Agricultural Research Service

Title: Weed Control and Species Shift in Bromoxynil and Glyphosate-Resistant Cotton (Gossypium Hirsutum) Rotation Systems

Author
item Reddy, Krishna

Submitted to: Weed Technology
Publication Type: Peer Reviewed Journal
Publication Acceptance Date: May 12, 2003
Publication Date: January 1, 2004
Citation: Reddy, K.N. 2004. Weed control and species shift in bromoxynil- and glyphosate-resistant cotton (gossypium hirsutum) rotation systems. Weed Technology. 18:131-139.

Interpretive Summary: Transgenic crops such as bromoxynil-resistant (BR) and glyphosate-resistant (GR) cotton have provided farmers some flexibility to manage weeds. However, information on the impact of continuous BR and GR cotton production on weed control and species shift and the benefits of rotation of these systems is lacking. A scientist at the Southern Weed Science Research Unit in Stoneville, Mississippi completed a three-year study assessing various rotation, row spacing, and herbicide programs. Control of certain annual broadleaf weeds was greater than 97% regardless of row width, rotation, and herbicide program. However, for common purslane, sicklepod, and smooth pigweed control was better with glyphosate in GR cotton than bromoxynil in BR cotton. Three years of continuous BR cotton resulted in higher densities of certain weeds compared to continuous GR cotton. Seed cotton yield was lower in continuous BR cotton compared to the other rotation systems and yields greatly improved when BR cotton was rotated with GR cotton. These results demonstrated that the shift in spectrum of weeds towards more tolerant species and yield drag in continuous BR cotton might be prevented by rotating BR with GR cotton.

Technical Abstract: A field study was conducted during 1999 through 2001 at Stoneville, MS, to determine the effects of bromoxynil-resistant (BR) and glyphosate-resistant (GR) cotton rotation systems under narrow (25 cm spacing) and wide (102 cm spacing) row planting on weed control, weed density and shift, and cotton yield. The four rotations over 3 years included BR-BR-BR, GR-GR-GR, BR-GR-BR, and GR-BR-GR; all with bromoxynil or glyphosate postemergence (POST) only or following fluometuron plus pendimethalin preemergence (PRE).
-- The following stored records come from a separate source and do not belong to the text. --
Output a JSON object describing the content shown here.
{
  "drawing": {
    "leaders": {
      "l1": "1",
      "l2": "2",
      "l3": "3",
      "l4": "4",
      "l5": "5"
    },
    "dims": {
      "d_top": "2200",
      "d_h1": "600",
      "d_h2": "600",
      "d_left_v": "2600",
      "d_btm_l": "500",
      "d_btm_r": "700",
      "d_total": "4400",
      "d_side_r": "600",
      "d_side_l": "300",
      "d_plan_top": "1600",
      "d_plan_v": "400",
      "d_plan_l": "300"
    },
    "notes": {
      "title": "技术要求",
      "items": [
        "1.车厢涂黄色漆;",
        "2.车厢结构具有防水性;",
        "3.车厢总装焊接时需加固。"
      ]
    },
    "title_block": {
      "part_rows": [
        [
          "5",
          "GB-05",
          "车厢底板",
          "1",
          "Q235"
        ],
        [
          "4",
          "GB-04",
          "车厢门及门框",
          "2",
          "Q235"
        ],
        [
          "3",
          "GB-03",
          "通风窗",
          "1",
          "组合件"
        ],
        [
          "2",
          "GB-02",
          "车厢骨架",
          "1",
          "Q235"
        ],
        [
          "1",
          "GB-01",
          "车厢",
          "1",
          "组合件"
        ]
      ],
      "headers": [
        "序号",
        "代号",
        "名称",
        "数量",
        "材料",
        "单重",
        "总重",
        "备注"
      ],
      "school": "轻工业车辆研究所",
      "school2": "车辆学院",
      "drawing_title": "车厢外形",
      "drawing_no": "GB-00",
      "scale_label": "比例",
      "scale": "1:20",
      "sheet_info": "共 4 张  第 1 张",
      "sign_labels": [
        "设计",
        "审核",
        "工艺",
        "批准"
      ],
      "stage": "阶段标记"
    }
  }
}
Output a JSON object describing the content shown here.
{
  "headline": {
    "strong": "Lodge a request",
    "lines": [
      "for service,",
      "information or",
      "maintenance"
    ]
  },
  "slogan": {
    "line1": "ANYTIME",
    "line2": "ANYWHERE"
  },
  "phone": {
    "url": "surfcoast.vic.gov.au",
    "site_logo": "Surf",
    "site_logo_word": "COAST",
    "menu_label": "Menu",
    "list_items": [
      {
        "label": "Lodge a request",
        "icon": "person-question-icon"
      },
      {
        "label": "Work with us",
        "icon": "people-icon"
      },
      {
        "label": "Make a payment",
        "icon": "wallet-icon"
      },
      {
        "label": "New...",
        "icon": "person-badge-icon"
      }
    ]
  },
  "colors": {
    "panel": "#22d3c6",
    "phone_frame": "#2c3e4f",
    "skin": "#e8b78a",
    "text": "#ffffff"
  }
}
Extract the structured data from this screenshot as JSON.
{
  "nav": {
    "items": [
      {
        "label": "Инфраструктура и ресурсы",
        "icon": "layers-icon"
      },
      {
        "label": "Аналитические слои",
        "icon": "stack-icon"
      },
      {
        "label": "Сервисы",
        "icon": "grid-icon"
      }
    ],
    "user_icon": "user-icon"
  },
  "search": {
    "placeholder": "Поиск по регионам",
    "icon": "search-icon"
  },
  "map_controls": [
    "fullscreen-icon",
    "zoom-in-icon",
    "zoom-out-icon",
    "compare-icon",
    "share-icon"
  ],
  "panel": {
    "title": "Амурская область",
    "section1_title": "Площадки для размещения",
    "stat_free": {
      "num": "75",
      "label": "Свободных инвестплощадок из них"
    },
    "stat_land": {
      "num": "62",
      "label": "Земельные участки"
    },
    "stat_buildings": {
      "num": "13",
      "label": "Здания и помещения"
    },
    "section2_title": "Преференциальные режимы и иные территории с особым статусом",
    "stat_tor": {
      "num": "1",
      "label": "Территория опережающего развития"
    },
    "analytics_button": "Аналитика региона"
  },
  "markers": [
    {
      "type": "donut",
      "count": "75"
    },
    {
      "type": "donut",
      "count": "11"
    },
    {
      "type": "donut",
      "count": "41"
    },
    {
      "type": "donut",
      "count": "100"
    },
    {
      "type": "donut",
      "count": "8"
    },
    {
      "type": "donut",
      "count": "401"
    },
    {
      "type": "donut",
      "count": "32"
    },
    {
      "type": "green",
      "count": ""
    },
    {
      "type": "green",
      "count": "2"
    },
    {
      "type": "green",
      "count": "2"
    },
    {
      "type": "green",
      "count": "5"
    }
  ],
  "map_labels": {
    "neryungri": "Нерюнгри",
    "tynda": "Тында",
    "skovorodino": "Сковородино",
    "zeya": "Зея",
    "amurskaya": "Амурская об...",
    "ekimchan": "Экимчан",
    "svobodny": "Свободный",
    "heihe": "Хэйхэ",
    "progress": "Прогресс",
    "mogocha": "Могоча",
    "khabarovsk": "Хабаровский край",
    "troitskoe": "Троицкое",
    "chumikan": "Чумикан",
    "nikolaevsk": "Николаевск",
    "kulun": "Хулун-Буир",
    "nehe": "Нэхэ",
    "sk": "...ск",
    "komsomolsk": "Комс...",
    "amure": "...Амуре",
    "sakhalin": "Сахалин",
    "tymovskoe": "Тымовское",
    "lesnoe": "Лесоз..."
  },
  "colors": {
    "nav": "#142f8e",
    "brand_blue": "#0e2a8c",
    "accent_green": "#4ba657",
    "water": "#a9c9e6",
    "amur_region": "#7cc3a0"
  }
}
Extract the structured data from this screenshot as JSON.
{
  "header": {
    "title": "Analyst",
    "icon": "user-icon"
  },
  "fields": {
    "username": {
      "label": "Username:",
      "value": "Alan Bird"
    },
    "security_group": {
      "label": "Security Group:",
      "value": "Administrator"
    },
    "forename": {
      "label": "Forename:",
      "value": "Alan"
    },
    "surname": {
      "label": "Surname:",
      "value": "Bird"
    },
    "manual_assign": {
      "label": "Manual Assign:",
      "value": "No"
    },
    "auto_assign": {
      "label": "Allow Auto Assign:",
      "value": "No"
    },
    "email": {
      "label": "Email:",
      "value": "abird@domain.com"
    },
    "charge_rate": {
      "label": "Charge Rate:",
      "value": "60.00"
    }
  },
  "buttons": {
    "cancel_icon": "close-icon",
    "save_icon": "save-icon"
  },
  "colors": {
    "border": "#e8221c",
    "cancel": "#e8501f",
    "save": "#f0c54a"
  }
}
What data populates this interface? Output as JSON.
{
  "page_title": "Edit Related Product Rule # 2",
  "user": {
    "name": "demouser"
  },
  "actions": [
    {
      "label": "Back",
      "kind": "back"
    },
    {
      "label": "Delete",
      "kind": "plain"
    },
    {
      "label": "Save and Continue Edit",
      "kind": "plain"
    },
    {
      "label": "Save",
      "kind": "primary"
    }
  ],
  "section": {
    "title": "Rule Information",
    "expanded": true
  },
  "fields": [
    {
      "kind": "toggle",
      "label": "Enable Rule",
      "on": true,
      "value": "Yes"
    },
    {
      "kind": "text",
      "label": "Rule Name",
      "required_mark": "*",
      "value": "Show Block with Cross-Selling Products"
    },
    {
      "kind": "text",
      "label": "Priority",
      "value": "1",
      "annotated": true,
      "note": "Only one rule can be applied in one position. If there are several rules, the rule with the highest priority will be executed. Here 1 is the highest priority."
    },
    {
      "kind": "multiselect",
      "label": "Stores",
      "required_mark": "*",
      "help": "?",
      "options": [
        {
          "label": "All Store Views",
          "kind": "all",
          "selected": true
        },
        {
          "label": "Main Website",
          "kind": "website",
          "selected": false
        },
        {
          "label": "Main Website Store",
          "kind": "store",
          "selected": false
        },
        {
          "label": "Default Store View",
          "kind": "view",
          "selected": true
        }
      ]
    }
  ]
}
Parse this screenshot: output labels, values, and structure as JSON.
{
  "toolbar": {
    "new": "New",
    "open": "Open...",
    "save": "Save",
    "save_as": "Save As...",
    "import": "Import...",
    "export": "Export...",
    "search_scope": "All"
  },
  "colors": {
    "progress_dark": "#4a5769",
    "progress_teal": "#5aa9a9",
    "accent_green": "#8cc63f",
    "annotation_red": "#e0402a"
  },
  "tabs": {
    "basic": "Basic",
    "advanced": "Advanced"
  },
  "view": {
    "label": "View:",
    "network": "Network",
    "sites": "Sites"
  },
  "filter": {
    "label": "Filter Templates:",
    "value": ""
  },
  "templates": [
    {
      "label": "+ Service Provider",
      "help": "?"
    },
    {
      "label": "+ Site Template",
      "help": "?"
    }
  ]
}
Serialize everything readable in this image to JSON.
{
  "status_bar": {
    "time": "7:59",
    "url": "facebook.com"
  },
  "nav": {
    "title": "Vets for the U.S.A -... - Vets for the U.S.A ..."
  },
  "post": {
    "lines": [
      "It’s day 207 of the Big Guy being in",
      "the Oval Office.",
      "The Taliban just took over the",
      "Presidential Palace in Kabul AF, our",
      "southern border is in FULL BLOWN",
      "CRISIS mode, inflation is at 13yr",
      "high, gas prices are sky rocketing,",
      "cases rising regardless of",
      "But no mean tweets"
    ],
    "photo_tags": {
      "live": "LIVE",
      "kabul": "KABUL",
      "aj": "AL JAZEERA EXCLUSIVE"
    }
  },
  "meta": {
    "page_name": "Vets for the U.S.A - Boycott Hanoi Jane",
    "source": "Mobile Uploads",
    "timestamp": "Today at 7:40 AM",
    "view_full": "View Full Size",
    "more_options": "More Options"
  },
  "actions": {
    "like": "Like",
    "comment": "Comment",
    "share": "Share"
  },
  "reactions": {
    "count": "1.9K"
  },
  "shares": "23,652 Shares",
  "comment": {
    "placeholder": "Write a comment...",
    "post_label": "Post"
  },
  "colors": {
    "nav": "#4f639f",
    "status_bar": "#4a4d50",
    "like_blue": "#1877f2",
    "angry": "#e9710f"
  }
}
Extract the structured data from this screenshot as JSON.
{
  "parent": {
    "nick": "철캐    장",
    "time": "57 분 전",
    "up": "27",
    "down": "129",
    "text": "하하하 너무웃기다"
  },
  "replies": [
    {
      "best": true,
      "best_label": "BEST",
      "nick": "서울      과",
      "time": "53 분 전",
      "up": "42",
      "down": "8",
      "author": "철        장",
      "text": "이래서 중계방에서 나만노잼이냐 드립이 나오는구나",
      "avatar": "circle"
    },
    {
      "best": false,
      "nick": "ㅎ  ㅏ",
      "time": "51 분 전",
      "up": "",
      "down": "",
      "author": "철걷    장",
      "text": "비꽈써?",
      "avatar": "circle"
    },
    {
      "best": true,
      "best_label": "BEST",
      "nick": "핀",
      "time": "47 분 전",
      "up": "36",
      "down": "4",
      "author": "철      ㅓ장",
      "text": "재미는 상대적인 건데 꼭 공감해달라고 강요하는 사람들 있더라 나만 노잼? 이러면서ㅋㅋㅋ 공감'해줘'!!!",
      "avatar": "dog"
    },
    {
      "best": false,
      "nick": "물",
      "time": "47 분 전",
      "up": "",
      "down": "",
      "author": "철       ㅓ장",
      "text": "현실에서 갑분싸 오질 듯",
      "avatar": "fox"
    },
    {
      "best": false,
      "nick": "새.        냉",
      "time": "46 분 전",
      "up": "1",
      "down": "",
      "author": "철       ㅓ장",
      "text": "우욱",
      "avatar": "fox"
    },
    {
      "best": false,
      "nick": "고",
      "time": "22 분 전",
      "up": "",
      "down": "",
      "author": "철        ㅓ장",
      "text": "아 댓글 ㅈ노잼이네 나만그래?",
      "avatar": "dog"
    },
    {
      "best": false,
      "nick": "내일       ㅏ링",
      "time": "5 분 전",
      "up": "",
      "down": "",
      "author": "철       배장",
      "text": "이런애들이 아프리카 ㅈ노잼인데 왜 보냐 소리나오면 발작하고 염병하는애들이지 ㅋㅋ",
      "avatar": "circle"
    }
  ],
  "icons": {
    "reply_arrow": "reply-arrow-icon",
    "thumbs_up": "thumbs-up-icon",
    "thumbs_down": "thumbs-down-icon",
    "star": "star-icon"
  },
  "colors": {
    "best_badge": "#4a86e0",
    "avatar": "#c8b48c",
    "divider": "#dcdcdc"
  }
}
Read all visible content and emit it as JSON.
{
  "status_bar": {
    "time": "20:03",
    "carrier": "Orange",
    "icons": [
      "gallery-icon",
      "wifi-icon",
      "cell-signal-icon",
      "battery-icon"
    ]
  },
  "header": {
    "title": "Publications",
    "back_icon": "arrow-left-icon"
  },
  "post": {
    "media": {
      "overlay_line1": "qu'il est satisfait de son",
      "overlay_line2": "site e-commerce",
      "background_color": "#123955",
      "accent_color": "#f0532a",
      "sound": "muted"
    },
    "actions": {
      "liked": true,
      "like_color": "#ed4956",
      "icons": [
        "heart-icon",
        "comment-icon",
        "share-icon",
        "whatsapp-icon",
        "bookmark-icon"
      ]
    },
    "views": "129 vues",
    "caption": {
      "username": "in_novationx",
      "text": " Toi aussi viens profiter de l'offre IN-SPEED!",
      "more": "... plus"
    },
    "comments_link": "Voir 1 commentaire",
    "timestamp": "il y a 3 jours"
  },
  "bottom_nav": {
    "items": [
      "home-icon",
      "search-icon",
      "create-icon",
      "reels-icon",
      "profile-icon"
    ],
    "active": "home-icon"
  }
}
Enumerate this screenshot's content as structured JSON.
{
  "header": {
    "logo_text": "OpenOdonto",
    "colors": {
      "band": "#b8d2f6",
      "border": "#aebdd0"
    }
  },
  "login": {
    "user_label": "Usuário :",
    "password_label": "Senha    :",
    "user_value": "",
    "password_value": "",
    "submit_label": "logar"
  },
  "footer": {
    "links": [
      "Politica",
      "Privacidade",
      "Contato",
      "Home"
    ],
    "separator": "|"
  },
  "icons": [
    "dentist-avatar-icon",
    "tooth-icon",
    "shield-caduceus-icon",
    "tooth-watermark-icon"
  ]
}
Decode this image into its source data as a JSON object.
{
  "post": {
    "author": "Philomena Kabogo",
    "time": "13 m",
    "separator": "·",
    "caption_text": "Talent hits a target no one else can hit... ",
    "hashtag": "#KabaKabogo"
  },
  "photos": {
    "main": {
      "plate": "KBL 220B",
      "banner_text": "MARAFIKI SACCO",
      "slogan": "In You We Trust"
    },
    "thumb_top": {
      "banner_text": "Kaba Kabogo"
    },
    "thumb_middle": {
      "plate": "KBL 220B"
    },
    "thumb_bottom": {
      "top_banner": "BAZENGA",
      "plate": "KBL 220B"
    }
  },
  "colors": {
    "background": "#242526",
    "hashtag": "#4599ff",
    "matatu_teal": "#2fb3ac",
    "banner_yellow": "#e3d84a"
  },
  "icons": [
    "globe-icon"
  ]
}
Control of hemp sesbania, pitted morningglory, prickly sida, and hyssop spurge was 97% regardless of row width, rotation, and herbicide program. Control of common purslane, sicklepod, and smooth pigweed was higher with glyphosate POST in GR cotton than bromoxynil POST in BR cotton. Broadleaf and yellow nutsedge weed biomass were higher with bromoxynil POST in BR cotton than glyphosate POST in GR cotton. Continuous BR cotton system resulted in higher densities of common purslane, sicklepod, and yellow nutsedge (15.3, 1.5, and 373 plants/m2, respectively) compared to continuous GR cotton (0.7, 0.1, and 1.0 plant/m2, respectively). Seed cotton yield was consistently higher in wide compared to narrow row cotton. Seed cotton yield was lower in continuous BR cotton compared to the other three rotation systems and yields greatly improved when BR cotton was rotated with GR cotton. Over a 3-yr period, seed cotton yields with glyphosate POST only (4,000 to 4,890 kg/ha) or following PRE herbicides (4,480 to 4,860 kg/ha) were similar in GR cotton, whereas, in BR cotton, bromoxynil POST only (1,390 to 4,280 kg/ha) resulted in lower yield compared to bromoxynil POST following PRE herbicides (2,550 to 4,480 kg/ha). The results indicated that the shift in spectrum of weeds towards more tolerant species and yield drag in continuous BR cotton can be prevented by rotating BR with GR cotton.